Лассон посмотрел мне в глаза, выдыхая дым.

— Ты упоминал, что хотел найти место, где мог что-то изменить, пригодиться.

— Да, но было событие… Я ведь говорил, что в студенчестве состоял в подпольном кружке? Мы распространяли литературу «дискредитирующего характера». Вот только этим дело не ограничивалось. Я не знал, но часть ребят готовила покушение на одного из Старейшин. Мне никогда до конца не доверяли. Они ведь знали, кто мой отец…

Я вертел сову в руках. Лассон молча курил, глядя на меня. Я продолжил:

— Они поняли, что вся наша работа не даст быстрого результата, если вообще даст какой-нибудь. И однажды они совершили это. Разумеется, ничего у них не вышло. Что может сделать кучка студентов против тренированной личной охраны верховных лидеров? В одну из ночей они напали на кортеж Старейшины. Они смогли лишь ранить кого-то из гвардии. Четверо ребят были убиты на месте. Остальных арестовали. Как и другие, я узнал о случившемся только на следующее утро. И первое, что мне сказали мои товарищи, — держать язык за зубами. Не было никаких документов, которые связывали бы нас друг с другом, а значит, мы были в безопасности, покуда молчали.
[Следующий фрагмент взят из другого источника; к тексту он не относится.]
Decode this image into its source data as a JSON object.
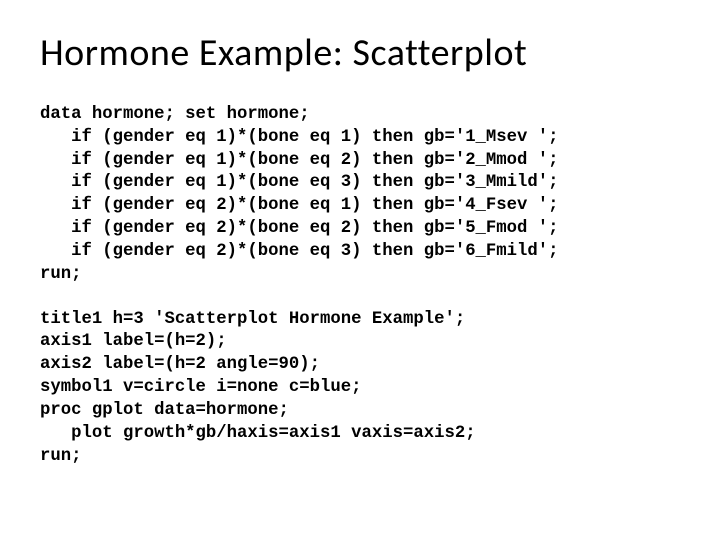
{
  "title": "Hormone Example: Scatterplot",
  "code1": "data hormone; set hormone;\n   if (gender eq 1)*(bone eq 1) then gb='1_Msev ';\n   if (gender eq 1)*(bone eq 2) then gb='2_Mmod ';\n   if (gender eq 1)*(bone eq 3) then gb='3_Mmild';\n   if (gender eq 2)*(bone eq 1) then gb='4_Fsev ';\n   if (gender eq 2)*(bone eq 2) then gb='5_Fmod ';\n   if (gender eq 2)*(bone eq 3) then gb='6_Fmild';\nrun;",
  "code2": "title1 h=3 'Scatterplot Hormone Example';\naxis1 label=(h=2);\naxis2 label=(h=2 angle=90);\nsymbol1 v=circle i=none c=blue;\nproc gplot data=hormone;\n   plot growth*gb/haxis=axis1 vaxis=axis2;\nrun;"
}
Это было так странно, это было отвратительно. Мне казалось, что мы должны раскрыть себя и вступиться за своих товарищей. Кто знает? Может быть, если бы мы вели себя открыто, это сподвигло бы и другие подпольные движения выйти вместе с нами и, наконец, уничтожить этот прогнивший порядок. Но мне было страшно, и я легко поддался убеждениям своих друзей, что нам нужно скрываться, чтобы продолжить работу. Что именно этого и хотят те, кто был арестован.

Я злился на этих ребят. Ведь я не знал о том, что они задумали. В какое положение меня невольно загнали. Это была глупая и эгоистичная злость. Я даже не был знаком напрямую ни с кем из тех, кто участвовал в покушении. Не был уверен, что это хороший выход. Это приводило в замешательство. Вроде все мы были заодно, но… Распространять листовки — это да, на это я был согласен. Может быть, нам действительно нужно было перебить Старейшин, чтобы получить реальный результат для общества. Но смог бы я сделать это? Мог я хотя бы задумать такое?..

На допросе мне было страшно, но полицейский проводил его настолько формально, что принял мою тревогу за робость пай-мальчика, впервые столкнувшегося с хранителями порядка. Он знал, кто мой отец и, похоже, даже мысли не допускал, что я мог состоять в каком-то «предательском» движении.

В ходе расследования не удалось получить никаких обличительных показаний. Насколько я знаю, даже от самих нападавших. Но некоторые их контакты установили с помощью свидетелей. Это были косвенные улики, но под суд отправилось ещё несколько человек.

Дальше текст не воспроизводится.